Out of the myriad futures that could have evolved from that moment, the one which actually manifested itself was a world in which she died from suicide about a year and a half later. Needless to say, I’ve struggled to cope with her absence in countless situations since then, but never have I felt it as palpably as at the beginning of yesterday’s show. 

Your music was “our music”, we would use your songs to get inside one another’s heads. She would play me “Girl Anachronism” and “Runs in the Family”, I would play her “Ampersand” and “In My Mind”. Still, after she died, I refused to stop listening to your music. I refused to stop doing the things we used to do together. Even though it hurt. Even though I felt sad and scared and lost my creativity and various functioning-in-society skills. I’ve found my way back to art, to life, to belief in the future, little by little. Mostly through poetry. 

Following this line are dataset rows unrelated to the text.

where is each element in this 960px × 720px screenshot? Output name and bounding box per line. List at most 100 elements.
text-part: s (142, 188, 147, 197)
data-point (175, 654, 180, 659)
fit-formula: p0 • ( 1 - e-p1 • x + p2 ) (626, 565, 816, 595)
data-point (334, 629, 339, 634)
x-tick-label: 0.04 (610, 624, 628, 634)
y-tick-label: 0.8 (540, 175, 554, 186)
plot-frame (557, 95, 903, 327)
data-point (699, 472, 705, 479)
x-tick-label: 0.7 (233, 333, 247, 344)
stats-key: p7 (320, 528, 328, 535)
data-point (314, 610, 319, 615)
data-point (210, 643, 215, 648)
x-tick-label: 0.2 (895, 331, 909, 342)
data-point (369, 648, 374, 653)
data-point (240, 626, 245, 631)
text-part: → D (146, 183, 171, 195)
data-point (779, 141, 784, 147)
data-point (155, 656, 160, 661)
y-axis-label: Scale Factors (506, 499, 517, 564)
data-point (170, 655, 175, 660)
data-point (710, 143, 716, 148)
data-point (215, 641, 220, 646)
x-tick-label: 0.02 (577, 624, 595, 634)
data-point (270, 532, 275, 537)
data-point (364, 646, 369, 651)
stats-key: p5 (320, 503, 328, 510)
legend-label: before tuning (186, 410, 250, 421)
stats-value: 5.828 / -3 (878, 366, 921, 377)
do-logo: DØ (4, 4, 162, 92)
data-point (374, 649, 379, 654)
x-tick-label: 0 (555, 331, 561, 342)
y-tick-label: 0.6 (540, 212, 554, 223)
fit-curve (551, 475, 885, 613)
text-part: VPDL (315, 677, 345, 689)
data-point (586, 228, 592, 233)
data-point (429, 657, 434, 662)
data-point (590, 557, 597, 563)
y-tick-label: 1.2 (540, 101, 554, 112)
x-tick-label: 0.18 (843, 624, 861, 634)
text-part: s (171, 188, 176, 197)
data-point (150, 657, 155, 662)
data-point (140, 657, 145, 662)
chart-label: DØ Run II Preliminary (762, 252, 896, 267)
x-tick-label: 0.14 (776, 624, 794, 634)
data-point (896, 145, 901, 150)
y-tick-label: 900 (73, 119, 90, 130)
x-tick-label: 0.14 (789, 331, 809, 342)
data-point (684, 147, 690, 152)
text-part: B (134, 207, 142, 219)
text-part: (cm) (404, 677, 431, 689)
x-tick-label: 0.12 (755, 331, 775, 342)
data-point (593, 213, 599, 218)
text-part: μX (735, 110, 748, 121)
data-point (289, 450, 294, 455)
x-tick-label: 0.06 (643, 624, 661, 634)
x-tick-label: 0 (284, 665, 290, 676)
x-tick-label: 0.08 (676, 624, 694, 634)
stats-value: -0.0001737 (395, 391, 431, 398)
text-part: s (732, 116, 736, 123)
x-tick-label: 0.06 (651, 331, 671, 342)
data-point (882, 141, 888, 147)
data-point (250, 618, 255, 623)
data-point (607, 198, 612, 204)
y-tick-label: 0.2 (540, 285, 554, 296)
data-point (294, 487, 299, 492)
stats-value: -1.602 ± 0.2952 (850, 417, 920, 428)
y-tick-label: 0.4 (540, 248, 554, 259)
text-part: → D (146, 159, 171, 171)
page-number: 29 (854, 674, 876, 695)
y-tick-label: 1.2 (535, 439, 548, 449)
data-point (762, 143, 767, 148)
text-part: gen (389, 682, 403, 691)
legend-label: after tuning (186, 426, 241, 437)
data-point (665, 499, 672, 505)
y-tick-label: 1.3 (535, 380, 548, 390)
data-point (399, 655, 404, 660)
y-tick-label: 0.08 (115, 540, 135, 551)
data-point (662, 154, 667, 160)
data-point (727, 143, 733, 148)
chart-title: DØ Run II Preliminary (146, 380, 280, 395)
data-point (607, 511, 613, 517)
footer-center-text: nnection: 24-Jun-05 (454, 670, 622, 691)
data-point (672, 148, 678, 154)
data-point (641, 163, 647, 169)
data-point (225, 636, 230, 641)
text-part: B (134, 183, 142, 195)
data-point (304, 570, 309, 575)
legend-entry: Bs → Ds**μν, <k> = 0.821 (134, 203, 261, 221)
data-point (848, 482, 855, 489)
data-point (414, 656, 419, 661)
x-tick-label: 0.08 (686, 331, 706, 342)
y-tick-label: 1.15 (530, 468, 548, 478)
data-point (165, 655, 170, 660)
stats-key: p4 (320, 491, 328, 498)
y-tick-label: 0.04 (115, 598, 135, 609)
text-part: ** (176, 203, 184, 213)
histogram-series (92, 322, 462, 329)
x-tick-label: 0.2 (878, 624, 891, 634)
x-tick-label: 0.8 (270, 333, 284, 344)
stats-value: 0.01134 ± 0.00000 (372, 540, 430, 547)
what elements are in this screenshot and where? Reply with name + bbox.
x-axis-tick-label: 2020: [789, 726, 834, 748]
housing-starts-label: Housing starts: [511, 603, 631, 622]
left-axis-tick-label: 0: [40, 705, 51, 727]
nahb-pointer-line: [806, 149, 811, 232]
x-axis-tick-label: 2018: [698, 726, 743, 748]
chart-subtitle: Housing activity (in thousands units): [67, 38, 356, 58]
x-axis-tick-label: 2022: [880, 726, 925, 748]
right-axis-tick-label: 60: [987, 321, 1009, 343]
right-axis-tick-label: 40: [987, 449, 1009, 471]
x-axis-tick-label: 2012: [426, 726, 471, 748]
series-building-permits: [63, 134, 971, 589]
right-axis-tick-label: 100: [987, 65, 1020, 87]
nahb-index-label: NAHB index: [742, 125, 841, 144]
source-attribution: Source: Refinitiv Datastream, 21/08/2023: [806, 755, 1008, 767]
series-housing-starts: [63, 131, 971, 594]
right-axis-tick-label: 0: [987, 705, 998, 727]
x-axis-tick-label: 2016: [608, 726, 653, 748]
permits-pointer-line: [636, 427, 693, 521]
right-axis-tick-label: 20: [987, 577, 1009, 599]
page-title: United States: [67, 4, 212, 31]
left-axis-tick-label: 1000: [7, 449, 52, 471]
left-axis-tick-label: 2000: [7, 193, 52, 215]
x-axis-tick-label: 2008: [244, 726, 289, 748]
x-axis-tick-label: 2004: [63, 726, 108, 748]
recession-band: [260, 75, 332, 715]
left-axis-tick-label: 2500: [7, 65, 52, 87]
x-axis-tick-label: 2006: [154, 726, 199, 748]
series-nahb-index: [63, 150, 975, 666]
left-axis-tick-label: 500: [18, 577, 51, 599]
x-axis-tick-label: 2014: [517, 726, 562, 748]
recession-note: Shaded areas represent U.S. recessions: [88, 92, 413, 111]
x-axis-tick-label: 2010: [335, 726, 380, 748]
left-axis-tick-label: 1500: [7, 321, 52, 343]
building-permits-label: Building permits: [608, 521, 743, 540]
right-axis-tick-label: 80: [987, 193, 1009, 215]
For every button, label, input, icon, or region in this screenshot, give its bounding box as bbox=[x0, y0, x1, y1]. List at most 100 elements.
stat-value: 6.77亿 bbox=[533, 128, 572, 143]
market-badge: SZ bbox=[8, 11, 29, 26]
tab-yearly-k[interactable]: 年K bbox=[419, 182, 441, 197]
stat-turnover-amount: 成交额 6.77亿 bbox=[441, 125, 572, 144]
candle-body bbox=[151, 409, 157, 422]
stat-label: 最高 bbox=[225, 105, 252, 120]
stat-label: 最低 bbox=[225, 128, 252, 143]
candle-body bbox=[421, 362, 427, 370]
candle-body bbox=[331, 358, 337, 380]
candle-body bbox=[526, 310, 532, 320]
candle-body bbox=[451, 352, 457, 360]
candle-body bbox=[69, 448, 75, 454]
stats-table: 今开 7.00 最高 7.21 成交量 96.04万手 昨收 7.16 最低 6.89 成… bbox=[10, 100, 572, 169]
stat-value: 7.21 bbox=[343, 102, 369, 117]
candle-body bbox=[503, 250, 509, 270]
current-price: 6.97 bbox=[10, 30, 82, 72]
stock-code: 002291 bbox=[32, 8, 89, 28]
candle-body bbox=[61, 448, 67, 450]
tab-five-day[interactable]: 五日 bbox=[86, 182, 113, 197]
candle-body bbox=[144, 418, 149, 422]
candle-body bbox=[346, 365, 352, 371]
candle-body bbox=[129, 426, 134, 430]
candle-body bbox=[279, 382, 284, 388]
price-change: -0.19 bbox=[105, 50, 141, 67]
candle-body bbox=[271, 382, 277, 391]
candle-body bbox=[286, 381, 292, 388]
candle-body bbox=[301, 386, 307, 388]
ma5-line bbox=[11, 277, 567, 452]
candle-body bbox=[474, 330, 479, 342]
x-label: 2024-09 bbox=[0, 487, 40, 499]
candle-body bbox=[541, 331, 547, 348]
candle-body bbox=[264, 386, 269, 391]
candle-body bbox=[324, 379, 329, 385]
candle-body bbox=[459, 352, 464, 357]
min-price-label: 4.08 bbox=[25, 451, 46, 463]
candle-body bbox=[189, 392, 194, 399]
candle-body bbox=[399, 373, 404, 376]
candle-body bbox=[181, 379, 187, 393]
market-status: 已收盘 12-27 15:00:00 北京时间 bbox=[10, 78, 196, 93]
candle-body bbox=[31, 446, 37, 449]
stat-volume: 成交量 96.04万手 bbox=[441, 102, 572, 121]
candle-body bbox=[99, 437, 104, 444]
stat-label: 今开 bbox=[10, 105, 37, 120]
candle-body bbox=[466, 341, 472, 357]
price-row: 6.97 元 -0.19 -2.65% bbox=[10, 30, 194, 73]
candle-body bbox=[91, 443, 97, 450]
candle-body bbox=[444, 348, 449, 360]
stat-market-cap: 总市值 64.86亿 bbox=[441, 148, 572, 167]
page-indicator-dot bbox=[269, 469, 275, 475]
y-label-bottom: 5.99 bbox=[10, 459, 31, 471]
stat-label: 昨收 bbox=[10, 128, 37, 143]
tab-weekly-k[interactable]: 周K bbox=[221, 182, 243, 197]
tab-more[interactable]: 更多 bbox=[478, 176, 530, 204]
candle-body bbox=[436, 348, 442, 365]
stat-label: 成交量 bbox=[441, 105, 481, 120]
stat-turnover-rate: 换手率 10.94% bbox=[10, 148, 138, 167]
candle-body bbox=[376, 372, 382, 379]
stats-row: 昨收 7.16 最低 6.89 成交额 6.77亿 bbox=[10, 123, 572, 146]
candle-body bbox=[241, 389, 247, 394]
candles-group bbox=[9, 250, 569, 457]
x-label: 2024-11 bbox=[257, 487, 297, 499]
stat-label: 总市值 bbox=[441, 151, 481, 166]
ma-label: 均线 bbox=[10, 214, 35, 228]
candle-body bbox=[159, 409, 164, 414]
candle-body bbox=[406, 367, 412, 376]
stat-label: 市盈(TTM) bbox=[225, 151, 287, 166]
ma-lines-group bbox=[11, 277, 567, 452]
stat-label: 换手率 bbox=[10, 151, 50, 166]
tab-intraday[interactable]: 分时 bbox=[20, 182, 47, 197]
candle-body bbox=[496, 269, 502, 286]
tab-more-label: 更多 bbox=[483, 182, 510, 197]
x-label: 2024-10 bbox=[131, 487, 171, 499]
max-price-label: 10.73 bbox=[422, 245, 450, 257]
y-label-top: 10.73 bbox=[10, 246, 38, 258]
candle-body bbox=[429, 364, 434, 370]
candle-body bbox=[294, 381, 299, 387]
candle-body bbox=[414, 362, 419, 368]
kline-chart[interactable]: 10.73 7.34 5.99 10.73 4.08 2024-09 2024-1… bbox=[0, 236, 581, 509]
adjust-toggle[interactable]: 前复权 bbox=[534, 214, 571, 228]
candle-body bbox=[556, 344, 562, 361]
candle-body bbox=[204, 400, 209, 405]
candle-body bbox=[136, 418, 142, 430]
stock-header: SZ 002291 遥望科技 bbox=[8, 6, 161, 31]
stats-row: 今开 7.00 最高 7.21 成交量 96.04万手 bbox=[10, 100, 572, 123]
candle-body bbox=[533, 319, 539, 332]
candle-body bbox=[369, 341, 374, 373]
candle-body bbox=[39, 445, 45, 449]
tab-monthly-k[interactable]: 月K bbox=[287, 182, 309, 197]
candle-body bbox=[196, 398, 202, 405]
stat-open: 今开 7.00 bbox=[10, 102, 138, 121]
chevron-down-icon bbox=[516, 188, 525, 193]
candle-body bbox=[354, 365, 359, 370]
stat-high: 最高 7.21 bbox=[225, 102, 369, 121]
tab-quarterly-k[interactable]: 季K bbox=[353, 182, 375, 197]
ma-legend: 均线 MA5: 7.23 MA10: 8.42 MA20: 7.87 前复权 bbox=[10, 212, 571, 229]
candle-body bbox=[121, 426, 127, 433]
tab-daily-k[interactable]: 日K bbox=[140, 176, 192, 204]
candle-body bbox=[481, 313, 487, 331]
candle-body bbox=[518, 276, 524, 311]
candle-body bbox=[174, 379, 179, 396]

Writing poems isn’t as hard as people tend to think. All the words are already there. In books, in songs, spraypainted on walls, in other people’s dreams. All it takes is to rearrange them, and with the sheer statistical possibilities of combinations, creating something original is piece of cake. All it takes is the rearranging, and the courage to claim the words as your own. 

For a long time after the tragedy, that courage was beyond me. But it did return. Little by little, seeping in through the cracks in the sorrow, until it was the sorrow that constituted the cracks in life, instead of the other way around. I am alive today, and my writing is flourishing to such an extent that creating poetry sometimes feels more like channeling divinity than painstakingly rearranging the building blocks of language into beauty and meaning. This is thanks to my wonderful friends, therapy, and great artists like you lighting the way with mantras such as “stop pretending art is hard”.

Yesterday, during your oddyssey of things that hit me so very close to home, I felt the tightening in my chest signalling the absence of a beloved begin to ease. Fuelled by your music and your stories, the absence gradually morphed into an awareness of how all our words and kisses and memories shape the future. And in that very real sense, my girlfriend is still with me. Parts of her propagate through everything I say and write and do and feel, as do parts of every single beautiful person I’ve had the fortune of crossing paths with.

Parts of you make up a great deal of me. That’s the purpose of art, isn’t it? To help people blend into one another and create a masterpeice of life far beyond the limits of individuals. I want to thank you, Amanda, from the bottom of my heart, for the inspiration, compassion, beauty and courage that you spread throughout the world. What you’re doing is working, it really is, and it’s growing. I am so happy to get to be a part of that.

I love you.

Sincerely,

The awkward weirdo in a top hat and vest who requested a hug right after the patreon group photo and who blurted something along the lines of “thank you so much for everything you do I love you”. This is what I really meant to say.